With C-61 there are a minority of more technologically adept Canadians who aren’t too happy about its implications for the domestic liberties they are familiar with, e.g. transferring CDs to iPods and DVDs to portable movie players.
C-61 says “Sure, you can copy that which you are permitted to copy, but not that which you are not.” Denigrating C-61’s harsh penalties (against those who do attempt to copy that which is not copyable) as applying only to a tiny criminal underclass, its proponents also fatuously argue that if enough citizens prefer copyable media then that’s what the market will provide.
So what hope is there for citizens seeking balance?
None.
Ultimately, you either have copyright law that prohibits copying of published works in order to create a commercial privilege for publishers, or you don’t have such a law, and anyone can copy published works to their heart’s content.

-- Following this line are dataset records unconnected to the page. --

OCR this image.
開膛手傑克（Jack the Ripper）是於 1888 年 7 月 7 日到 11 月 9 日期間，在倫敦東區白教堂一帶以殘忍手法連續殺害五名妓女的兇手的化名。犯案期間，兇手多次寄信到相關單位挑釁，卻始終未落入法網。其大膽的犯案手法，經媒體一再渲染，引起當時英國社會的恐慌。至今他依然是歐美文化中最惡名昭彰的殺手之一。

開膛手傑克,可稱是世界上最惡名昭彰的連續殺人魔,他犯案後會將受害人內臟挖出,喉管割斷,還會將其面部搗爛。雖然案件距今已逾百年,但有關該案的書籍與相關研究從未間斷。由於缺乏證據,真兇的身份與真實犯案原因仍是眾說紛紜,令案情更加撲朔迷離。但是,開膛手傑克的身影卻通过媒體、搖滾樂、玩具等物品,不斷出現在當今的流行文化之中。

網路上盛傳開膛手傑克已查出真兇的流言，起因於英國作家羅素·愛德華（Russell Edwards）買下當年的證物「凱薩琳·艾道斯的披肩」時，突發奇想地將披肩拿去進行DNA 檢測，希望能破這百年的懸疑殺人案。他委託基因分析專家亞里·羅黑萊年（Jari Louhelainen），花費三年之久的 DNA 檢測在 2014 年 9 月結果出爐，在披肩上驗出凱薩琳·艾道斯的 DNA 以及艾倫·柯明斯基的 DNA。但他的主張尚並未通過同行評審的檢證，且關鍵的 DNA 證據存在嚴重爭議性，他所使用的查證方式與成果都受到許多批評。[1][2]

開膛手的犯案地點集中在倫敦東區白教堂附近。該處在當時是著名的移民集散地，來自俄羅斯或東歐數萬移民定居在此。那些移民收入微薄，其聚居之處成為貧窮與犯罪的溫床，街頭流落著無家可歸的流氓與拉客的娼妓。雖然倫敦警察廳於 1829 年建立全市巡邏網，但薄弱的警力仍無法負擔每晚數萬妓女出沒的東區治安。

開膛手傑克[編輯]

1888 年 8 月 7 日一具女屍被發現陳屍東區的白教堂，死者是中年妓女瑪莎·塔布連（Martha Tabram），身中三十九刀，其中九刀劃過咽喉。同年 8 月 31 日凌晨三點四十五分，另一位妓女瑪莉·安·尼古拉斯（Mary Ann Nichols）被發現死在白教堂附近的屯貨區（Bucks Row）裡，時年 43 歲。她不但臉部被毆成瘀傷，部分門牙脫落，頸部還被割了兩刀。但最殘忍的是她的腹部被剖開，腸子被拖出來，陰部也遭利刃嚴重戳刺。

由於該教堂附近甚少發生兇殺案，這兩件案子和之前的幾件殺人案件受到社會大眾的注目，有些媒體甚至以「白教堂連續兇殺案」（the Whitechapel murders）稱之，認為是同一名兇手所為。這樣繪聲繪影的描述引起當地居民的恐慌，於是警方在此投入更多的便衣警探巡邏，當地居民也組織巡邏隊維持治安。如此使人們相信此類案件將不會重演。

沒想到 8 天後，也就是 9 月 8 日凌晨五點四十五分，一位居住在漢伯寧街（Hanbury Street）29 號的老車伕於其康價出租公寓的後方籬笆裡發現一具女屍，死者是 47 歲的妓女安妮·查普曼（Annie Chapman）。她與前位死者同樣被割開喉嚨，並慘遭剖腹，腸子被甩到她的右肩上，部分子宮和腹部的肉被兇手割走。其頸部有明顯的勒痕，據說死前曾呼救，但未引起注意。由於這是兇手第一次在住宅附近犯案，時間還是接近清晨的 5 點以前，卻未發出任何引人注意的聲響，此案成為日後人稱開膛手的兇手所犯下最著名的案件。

You can’t have it both ways, and the industry knows this. There is no balance available. It is not possible to legitimise domestic copying if copyright is to remain even remotely viable.
Just as with the US DMCA and the European EUCD, C-61 is about reinforcing copyright, not balancing, compromising, or reforming it.
And this is the way it will go. Copyright legislation will keep on being added to with ever more draconian enforcement measures.
Well, it’ll go like that until you get to the point at which the worm turns, i.e. the culturally repressed populace decides that enough is enough.
The moment you allow domestic copying is the moment copyright is essentially completely emasculated and impotent. It is already ineffective at preventing copying, but it still at least has enough teeth to prosecute unwitting families in CRIA’s educational campaigns (C-61 adds another row of sharper teeth).
So, at least understand why C-61 is the way it is, and that asking for the legalisation of domestic copying is like asking for copyright’s abolition. You can then understand why those seeking ‘balance’ will not get it, unless they unwittingly obtain copyright’s abolition in the process (which is pretty unlikely).
We will instead see the granting of facile pseudo-concessions, such as permission to make temporary, private copies of those things the copyright holder has not secured against such copying.
Things will get worse before they get better.
Far too few Canadians have yet caught the whiff of coffee in their cultural slumber.